Meta AI and Papers with Code, an autonomous team within Meta AI Research, on Nov. 15 presented Galactica, a 120 billion-parameter open-source language model trained on a large corpus that can store, combine, and reason on scientific knowledge. The objective is to help find useful information in the mass of available information. This announcement has already sparked controversy within the scientific community.
Galactica was trained on a corpus of over 360 million contextual citations and over 50 million unique references normalized across a diverse set of sources, enabling it to suggest citations and help discover related articles. Among these sources is NatureBook, a new set of quality scientific data that allowed him to be trained with scientific terminology, mathematics and chemical formulas as well as source codes.
Manage the plethora of scientific information
Information overload is a major obstacle to scientific progress. Researchers are thus buried under a mass of articles, have trouble finding the information useful to their research.
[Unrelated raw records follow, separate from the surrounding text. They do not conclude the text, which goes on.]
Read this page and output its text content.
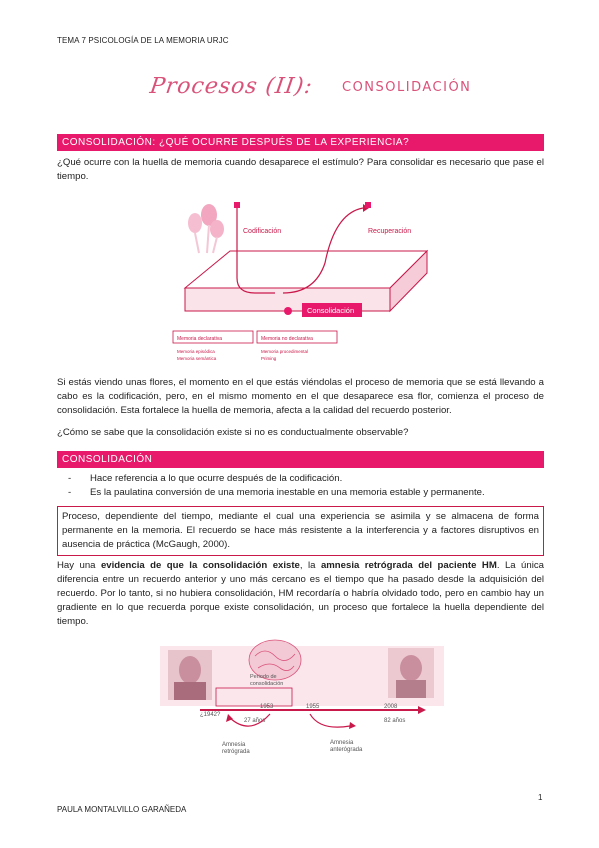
TEMA 7 PSICOLOGÍA DE LA MEMORIA URJC
Procesos (II): CONSOLIDACIÓN
CONSOLIDACIÓN: ¿QUÉ OCURRE DESPUÉS DE LA EXPERIENCIA?
¿Qué ocurre con la huella de memoria cuando desaparece el estímulo? Para consolidar es necesario que pase el tiempo.
Codificación	Recuperación
Consolidación
Memoria declarativa	Memoria no declarativa
Memoria episódica
Memoria semántica
Memoria procedimental
Priming
Si estás viendo unas flores, el momento en el que estás viéndolas el proceso de memoria que se está llevando a cabo es la codificación, pero, en el mismo momento en el que desaparece esa flor, comienza el proceso de consolidación. Esta fortalece la huella de memoria, afecta a la calidad del recuerdo posterior.
¿Cómo se sabe que la consolidación existe si no es conductualmente observable?
CONSOLIDACIÓN
- Hace referencia a lo que ocurre después de la codificación.
- Es la paulatina conversión de una memoria inestable en una memoria estable y permanente.
Proceso, dependiente del tiempo, mediante el cual una experiencia se asimila y se almacena de forma permanente en la memoria. El recuerdo se hace más resistente a la interferencia y a factores disruptivos en ausencia de práctica (McGaugh, 2000).
Hay una evidencia de que la consolidación existe, la amnesia retrógrada del paciente HM. La única diferencia entre un recuerdo anterior y uno más cercano es el tiempo que ha pasado desde la adquisición del recuerdo. Por lo tanto, si no hubiera consolidación, HM recordaría o habría olvidado todo, pero en cambio hay un gradiente en lo que recuerda porque existe consolidación, un proceso que fortalece la huella dependiente del tiempo.
Periodo de
consolidación
¿1942?
1953	1955	2008
27 años	82 años
Amnesia
retrógrada
Amnesia
anterógrada
1
PAULA MONTALVILLO GARAÑEDA
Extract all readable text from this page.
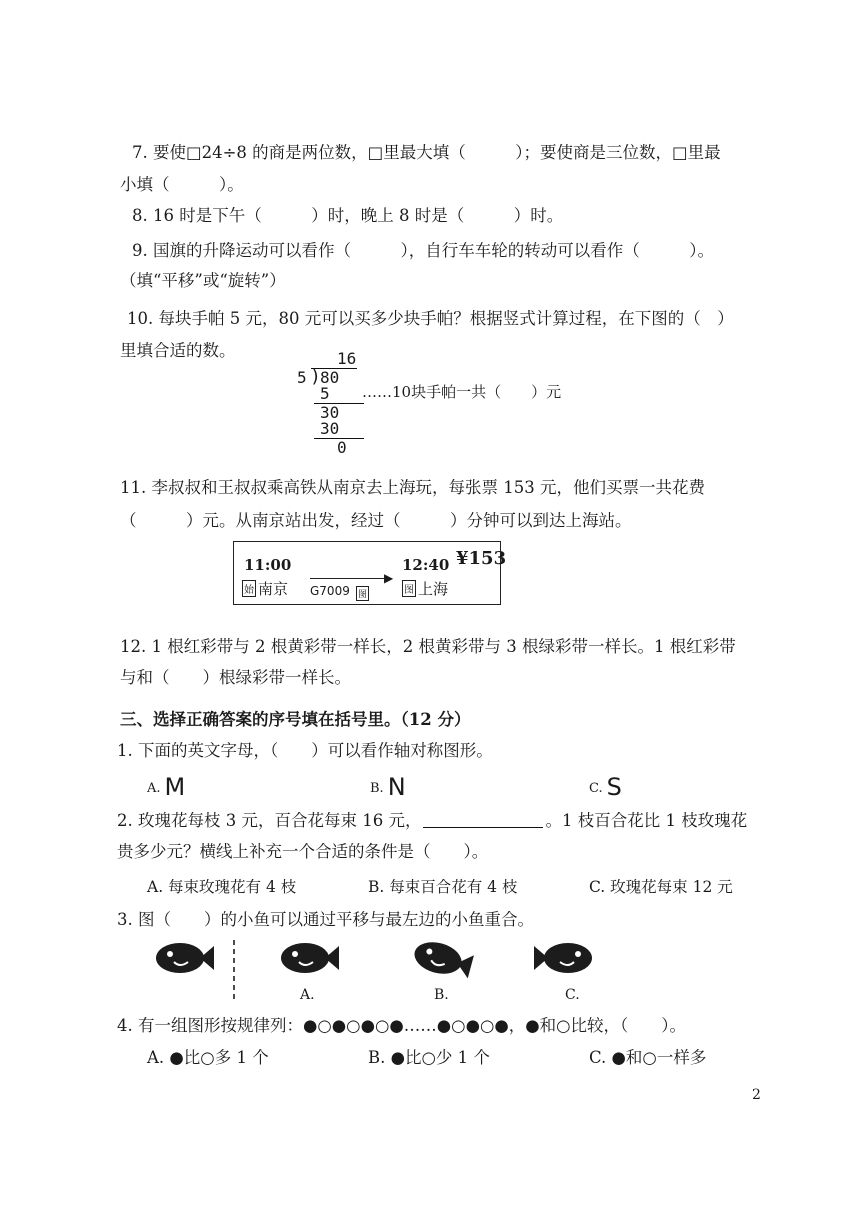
7. 要使□24÷8 的商是两位数，□里最大填（　　　）；要使商是三位数，□里最
小填（　　　）。
8. 16 时是下午（　　　）时，晚上 8 时是（　　　）时。
9. 国旗的升降运动可以看作（　　　），自行车车轮的转动可以看作（　　　）。
（填“平移”或“旋转”）
10. 每块手帕 5 元，80 元可以买多少块手帕？根据竖式计算过程，在下图的（　）
里填合适的数。	16
5 ) 80
5
30
30
0
……10块手帕一共（　　）元
11. 李叔叔和王叔叔乘高铁从南京去上海玩，每张票 153 元，他们买票一共花费
（　　　）元。从南京站出发，经过（　　　）分钟可以到达上海站。
11:00	12:40 ¥153
始 南京
▶
G7009 图	图 上海
12. 1 根红彩带与 2 根黄彩带一样长，2 根黄彩带与 3 根绿彩带一样长。1 根红彩带
与和（　　）根绿彩带一样长。
三、选择正确答案的序号填在括号里。（12 分）
1. 下面的英文字母，（　　）可以看作轴对称图形。
A. M	B. N	C. S
2. 玫瑰花每枝 3 元，百合花每束 16 元，	。1 枝百合花比 1 枝玫瑰花
贵多少元？横线上补充一个合适的条件是（　　）。
A. 每束玫瑰花有 4 枝	B. 每束百合花有 4 枝	C. 玫瑰花每束 12 元
3. 图（　　）的小鱼可以通过平移与最左边的小鱼重合。
A.	B.	C.
4. 有一组图形按规律列：●○●○●○●……●○●○●，●和○比较，（　　）。
A. ●比○多 1 个	B. ●比○少 1 个	C. ●和○一样多
2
Galactica is a large-scale language model (LLM) trained on over 48 million articles, textbooks, reference documents, compounds, proteins, and other sources of scientific knowledge. It can be used by academic researchers to explore literature, ask scientific questions, write scientific code…
The dataset used was created by tokenizing information from various scientific sources. For the interface, the team used task-specific tokens to support different types of knowledge. It processed citations with a special token, which allows a researcher to predict a citation based on any input context.
Step-by-step reasoning has also been wrapped in a special token, which mimics an internal working memory.
Galactica has achieved very good results in many scientific fields.
In tests of technical knowledge such as LaTeX equations, Galactica outperformed the latest GPT-3 by 68.2% to 49.0%. It also demonstrated strong performance in reasoning, outperforming Chinchilla on Math MMLU with a score of 41.3% vs. 35.7%, and PaLM 540B on MATH with 20.4% vs. 8.8%.
It also sets a new state of the art on downstream tasks such as PubMedQA and MedMCQA of 77.6% and 52.9%. And although it was not trained on a general corpus, Galactica outperforms BLOOM and OPT-175B on BIG-bench.
For the researchers, these results demonstrate the potential of language models as a new interface for science. They released the model as open source for the benefit of the scientific community.
On the Galactica site, it is reminded that there is no guarantee of truthful or reliable output of the linguistic models, and that before following their advice, it is important to carry out checks: “Some of the text generated by Galactica may seem very authentic and very confident, but may be subtly fake in many ways. This is especially the case for highly technical content.”
Galactica should be seen as a writing aid, as Yann Le Cun noted on Twitter:
“This tool is to writing on paper what driving assistance is to driving. It won’t automatically write articles for you, but it will significantly reduce your cognitive load while you write them”.
Gary Marcus, expert scientist in AI, Michael Black, Director of the Max Planck Institute, however, reacted on Twitter and warned that false information generated by Galactica could be taken up in scientific submissions and mislead.
Meta AI and Papers with Code have yet to comment, but they have disabled the Galactica site’s demo feature.
Sources of the article:
“Galactica: a great language model for science”
arXiv:2211.09085v1, November 16, 2022
Ross Taylor, Marcin Kardas, Guillem Cucurull, Thomas Scialom, Anthony Hartshorn, Elvis Saravia, Andrew Poulton, Viktor Kerkez, Robert Stojnic.